President of the Supremo Tribunal Militar [pt]
- In office 4 May 1994 – 4 May 1998

Personal details
- Born: 30 July 1935 Lisbon, Portugal
- Died: 10 August 2022 (aged 87) Lisbon, Portugal
- Education: Military Academy
- Occupation: Military judge

= João de Almeida Bruno =

Portuguese military judge (1935–2022)

João de Almeida Bruno (30 July 1935 – 10 August 2022) was a Portuguese military judge. He served as president of the Supremo Tribunal Militar from 1994 to 1998.

== Career ==
As a member of the general staff under then military governor António de Spínola, on 8 March 1972 Almeida Bruno commanded Operation Royal Amethyst, which aimed to disrupt and destroy the forces of the African Party for the Independence of Guinea and Cape Verde (PAIGC) in Kumbamori, Senegal. To achieve this, he divided his battalion into three groups, respectively commanded by Captain Carlos Manuel Serpa de Matos Gomes, Raul Folques, and Captain António Ramos. The latter group also included then Second Lieutenant Marcelino da Mata. The operation was considered successful, resulting in significant damage to PAIGC facilities and equipment with minimal Portuguese casualties.

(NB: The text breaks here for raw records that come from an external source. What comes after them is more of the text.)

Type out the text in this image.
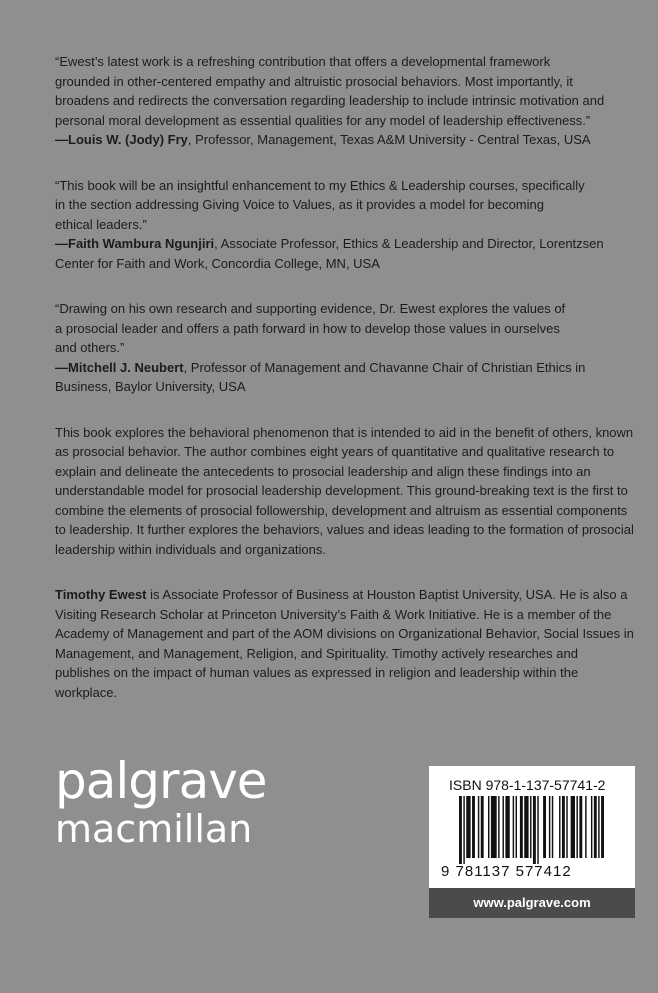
“Ewest’s latest work is a refreshing contribution that offers a developmental framework

grounded in other-centered empathy and altruistic prosocial behaviors. Most importantly, it

broadens and redirects the conversation regarding leadership to include intrinsic motivation and

personal moral development as essential qualities for any model of leadership effectiveness.”

—Louis W. (Jody) Fry, Professor, Management, Texas A&M University - Central Texas, USA

“This book will be an insightful enhancement to my Ethics & Leadership courses, specifically

in the section addressing Giving Voice to Values, as it provides a model for becoming

ethical leaders.”

—Faith Wambura Ngunjiri, Associate Professor, Ethics & Leadership and Director, Lorentzsen Center for Faith and Work, Concordia College, MN, USA

“Drawing on his own research and supporting evidence, Dr. Ewest explores the values of

a prosocial leader and offers a path forward in how to develop those values in ourselves

and others.”

—Mitchell J. Neubert, Professor of Management and Chavanne Chair of Christian Ethics in Business, Baylor University, USA

This book explores the behavioral phenomenon that is intended to aid in the benefit of others, known as prosocial behavior. The author combines eight years of quantitative and qualitative research to explain and delineate the antecedents to prosocial leadership and align these findings into an understandable model for prosocial leadership development. This ground-breaking text is the first to combine the elements of prosocial followership, development and altruism as essential components to leadership. It further explores the behaviors, values and ideas leading to the formation of prosocial leadership within individuals and organizations.

Timothy Ewest is Associate Professor of Business at Houston Baptist University, USA. He is also a Visiting Research Scholar at Princeton University’s Faith & Work Initiative. He is a member of the Academy of Management and part of the AOM divisions on Organizational Behavior, Social Issues in Management, and Management, Religion, and Spirituality. Timothy actively researches and publishes on the impact of human values as expressed in religion and leadership within the workplace.

palgrave
macmillan
ISBN 978-1-137-57741-2
9 781137 577412
www.palgrave.com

On 16 March 1974, he took part in the Caldas uprising, an attempted military coup to overthrow the Estado Novo regime. His former commander Spínola, whose book Portugal e o Futuro had inspired many of the plotters, commented afterwards that "the boys acted too hastily". Almeida Bruno was arrested by the PIDE, which had orders to kill him if he resisted arrest. He was released during the Carnation Revolution on 25 April 1974.

In 1975, he was involved in the failed 11 March coup attempt, again under the command of Spínola. He approached Colonel Jaime Neves, commander of the Commando Battalion in Amadora, to inform him about the imminent attack on RAL-1, the initial phase of the coup, and tasked him with securing the 25 de Abril Bridge, the Rádio Clube Português facilities, and blocking any troop movements from the Operational Infantry Regiment in Queluz. Neves, however, decided not to participate once he learned that the Cavalry Practical School in Santarém would not be involved, and he instead alerted the Operational Command of the Continent (COPCON). Almeida Bruno sided with Neves and subsequently refused to communicate further with Spínola during the attempted coup. He later claimed he was unaware of the conspiracy and had gone to Amadora to discuss matters related to the formation of the Commandos Association, a statement contradicted by Jaime Neves himself.

Following orders from Otelo Saraiva de Carvalho, commander of COPCON, Almeida Bruno presented himself again at the Commando Regiment in Amadora, where he was detained. He was released on 25 November 1975 during the political crisis and was reinstated in the armed forces.

==Death==

Almeida died in Lisbon on 10 August 2022, at the age of 87.